Raising livestock comes with numerous challenges. If you're a livestock farmer, one of the most significant concerns you have to deal with is how to manage parasites. If left unchecked, they can affect the health and productivity of your entire herd. Fortunately, you have several effective strategies and preventative practices at your disposal to keep your animals healthy and happy. Here's a helpful guide to best practices for controlling livestock parasites.
1. Feed Your Herd a Balanced Diet
One of the easiest and most effective ways to manage parasites is to ensure that your herd is receiving a balanced diet that meets all their nutritional requirements. This not only bolsters their immune system but also reduces the impact of internal and external parasites. For instance, incorporating high-tannin forages like birdsfoot trefoil, chicory, and Sericea lespedeza into their diet has been proven to help minimize the effects of parasites.
2. Avoid Overcrowding Your Herd
Overcrowding your herd can have detrimental consequences. When animals are in close proximity to each other, it increases the likelihood of external parasites spreading throughout the herd. Maintaining an optimal livestock-to-acre ratio is crucial to preventing overgrazing and ensuring that pastures aren’t contaminated with parasite eggs and larvae. This not only safeguards the health of your herd but also promotes the sustainability of your grazing areas.
3. Keep Grazing and Bedding Areas Clean
Parasites are primarily transferred through manure, making regular cleanup and disposal an absolute necessity. By promptly removing and disposing of manure, you break the parasite lifecycle and prevent the buildup of infectious agents in your pastures and living areas.
Additionally, it’s vital to keep hay and grain off the ground and in feeders. This practice minimizes the risk of contamination and ensures your animals are receiving clean, uncontaminated feed. Cleanliness not only promotes the health and well-being of your herd but also maintains a sanitary environment that can be a key factor in disease prevention.
4. Practice Good Pasture Management Techniques
Pasture rotation is a great way to minimize the likelihood of parasite infection. Infective larvae are usually found on the lower part of the plant, close to the ground. Therefore, by moving your animals to a new pasture whenever the forage is no lower than eight centimetres, you can reduce the risk that your animals will contract parasites.
If you plan to graze pastures multiple times in a season, it’s important to consider the order in which you graze. Start with young animals that have recently been weaned, then move on to lactating or pregnant animals and finally graze with the older, more immune animals last.
It’s also beneficial to let pastures rest for extended periods, which allows earthworms, dung beetles and other organisms to destroy parasite eggs and larvae in the environment.
5. Safe Parasite Treatments
If your cattle contract parasites, it’s essential to treat them before they can cause a variety of health problems, including reduced feed intake, poor performance and even death. Luckily, there are a variety of safe and effective options available.
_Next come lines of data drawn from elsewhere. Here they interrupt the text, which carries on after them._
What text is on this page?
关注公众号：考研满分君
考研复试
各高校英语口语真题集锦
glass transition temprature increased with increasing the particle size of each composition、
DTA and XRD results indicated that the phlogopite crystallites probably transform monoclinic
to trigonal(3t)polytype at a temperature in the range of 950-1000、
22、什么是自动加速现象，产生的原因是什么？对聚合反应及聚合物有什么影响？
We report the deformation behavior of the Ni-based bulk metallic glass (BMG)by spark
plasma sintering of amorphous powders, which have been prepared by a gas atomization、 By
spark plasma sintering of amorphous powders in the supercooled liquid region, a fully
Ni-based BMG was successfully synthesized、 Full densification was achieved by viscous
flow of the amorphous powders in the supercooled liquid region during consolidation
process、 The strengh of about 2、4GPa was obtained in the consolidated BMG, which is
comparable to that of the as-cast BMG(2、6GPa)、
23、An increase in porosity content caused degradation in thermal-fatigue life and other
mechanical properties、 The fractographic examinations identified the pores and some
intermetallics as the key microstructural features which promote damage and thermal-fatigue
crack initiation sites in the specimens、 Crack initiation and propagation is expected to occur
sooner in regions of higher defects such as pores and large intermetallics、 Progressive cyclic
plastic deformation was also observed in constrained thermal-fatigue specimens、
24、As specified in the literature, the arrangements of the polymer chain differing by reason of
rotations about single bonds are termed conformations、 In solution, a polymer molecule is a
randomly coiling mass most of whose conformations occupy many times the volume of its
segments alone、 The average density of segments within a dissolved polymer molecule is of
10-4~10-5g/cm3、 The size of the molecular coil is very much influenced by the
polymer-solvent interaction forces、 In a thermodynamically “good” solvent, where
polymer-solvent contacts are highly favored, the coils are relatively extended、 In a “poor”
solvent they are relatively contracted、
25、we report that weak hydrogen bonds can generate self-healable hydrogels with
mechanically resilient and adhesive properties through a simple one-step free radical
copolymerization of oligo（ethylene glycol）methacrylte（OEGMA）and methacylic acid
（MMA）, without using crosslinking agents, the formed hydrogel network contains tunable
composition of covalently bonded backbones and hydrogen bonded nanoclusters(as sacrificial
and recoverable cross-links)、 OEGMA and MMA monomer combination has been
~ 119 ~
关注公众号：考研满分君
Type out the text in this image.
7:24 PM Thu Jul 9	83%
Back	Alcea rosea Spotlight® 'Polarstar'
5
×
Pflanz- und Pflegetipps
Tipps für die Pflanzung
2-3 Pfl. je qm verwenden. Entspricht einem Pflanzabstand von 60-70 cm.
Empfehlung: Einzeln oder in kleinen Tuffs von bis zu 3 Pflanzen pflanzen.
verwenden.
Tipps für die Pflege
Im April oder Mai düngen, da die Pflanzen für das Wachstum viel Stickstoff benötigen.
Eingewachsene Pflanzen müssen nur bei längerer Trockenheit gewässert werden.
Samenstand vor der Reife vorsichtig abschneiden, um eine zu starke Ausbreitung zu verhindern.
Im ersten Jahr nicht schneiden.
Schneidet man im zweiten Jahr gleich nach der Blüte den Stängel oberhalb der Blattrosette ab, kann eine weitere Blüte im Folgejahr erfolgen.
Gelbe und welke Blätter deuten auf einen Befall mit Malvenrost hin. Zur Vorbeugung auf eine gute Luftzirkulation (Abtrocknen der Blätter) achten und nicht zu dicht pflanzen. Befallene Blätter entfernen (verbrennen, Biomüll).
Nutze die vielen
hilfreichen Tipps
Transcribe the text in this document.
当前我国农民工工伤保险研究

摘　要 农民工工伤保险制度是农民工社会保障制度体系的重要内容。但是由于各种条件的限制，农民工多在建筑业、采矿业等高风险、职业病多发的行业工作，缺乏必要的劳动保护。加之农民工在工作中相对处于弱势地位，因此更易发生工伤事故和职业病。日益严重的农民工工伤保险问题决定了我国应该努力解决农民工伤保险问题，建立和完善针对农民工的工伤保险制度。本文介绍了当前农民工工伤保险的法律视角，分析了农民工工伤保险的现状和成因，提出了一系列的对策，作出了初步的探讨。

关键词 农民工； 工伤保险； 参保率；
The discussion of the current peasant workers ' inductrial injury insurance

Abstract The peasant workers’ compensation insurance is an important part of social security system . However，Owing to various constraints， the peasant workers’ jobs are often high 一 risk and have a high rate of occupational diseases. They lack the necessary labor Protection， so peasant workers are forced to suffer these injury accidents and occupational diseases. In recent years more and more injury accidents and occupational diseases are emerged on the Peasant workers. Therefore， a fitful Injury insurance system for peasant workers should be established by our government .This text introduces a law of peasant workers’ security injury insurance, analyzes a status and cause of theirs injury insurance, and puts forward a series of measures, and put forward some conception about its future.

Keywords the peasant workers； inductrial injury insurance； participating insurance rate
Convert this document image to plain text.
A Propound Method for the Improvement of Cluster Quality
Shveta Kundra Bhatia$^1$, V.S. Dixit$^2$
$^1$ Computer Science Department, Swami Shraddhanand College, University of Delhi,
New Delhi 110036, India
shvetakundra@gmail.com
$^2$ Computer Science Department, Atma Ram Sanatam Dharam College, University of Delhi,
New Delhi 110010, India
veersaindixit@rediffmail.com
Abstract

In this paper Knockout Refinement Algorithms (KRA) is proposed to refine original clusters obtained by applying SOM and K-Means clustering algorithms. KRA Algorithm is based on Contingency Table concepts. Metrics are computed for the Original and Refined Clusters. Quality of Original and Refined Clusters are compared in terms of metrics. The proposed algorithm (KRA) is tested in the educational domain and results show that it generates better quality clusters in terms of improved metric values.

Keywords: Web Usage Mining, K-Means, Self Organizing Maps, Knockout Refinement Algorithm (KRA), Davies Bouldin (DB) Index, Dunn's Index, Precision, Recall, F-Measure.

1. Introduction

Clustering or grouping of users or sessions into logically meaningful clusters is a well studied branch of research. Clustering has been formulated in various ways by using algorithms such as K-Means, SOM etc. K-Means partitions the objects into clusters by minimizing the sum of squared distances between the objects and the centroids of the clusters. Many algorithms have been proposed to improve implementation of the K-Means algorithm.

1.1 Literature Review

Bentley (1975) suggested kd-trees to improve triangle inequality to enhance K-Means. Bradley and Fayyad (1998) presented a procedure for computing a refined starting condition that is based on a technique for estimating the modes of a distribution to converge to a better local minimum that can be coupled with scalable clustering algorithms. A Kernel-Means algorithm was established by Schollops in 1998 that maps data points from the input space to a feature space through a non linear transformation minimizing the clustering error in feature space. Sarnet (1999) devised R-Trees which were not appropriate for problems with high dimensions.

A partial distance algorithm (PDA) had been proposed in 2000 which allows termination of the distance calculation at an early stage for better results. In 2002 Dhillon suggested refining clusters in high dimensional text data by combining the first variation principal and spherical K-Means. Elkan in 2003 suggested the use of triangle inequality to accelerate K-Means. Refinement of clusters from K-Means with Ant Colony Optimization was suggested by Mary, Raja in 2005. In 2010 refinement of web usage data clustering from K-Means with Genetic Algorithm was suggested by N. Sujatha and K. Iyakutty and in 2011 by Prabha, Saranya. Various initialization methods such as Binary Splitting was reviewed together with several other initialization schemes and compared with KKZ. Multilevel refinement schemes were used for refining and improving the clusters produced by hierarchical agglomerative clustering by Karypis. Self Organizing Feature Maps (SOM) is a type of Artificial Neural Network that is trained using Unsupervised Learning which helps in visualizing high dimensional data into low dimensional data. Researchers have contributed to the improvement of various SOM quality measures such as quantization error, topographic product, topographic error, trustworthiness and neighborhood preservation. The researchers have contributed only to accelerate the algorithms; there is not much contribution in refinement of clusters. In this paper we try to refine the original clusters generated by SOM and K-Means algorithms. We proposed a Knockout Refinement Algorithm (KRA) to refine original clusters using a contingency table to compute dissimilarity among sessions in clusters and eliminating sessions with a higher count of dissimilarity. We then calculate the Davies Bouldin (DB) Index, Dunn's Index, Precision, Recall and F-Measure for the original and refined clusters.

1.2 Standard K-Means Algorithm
Whether you prefer oral drenches, pour-ons or injectables, you can choose the method that works best for your farm and your animals.
Finally, beyond chemical intervention, managing parasites in your livestock requires a multi-faceted approach that includes a balanced diet, proper pasture management and regular cleanup. By implementing best practices, you can ensure the health and productivity of your animals while minimizing the need for chemical intervention.
6. Safeguard Your Cattle Against Building up Antiparasitic Resistance
Overuse of dewormers can lead to parasites becoming resistant to these treatments over time, which can make it even more challenging to manage infestations in the future. To help prevent antiparasitic resistance, use the proper dosage of dewormers and rotate among various types of antiparasitic treatments.
Additionally, implementing refugia practices can be an effective tool for minimizing resistance. By leaving some cattle untreated, you provide a refuge animal for the worms, which can reduce the selection pressure on particular dewormers.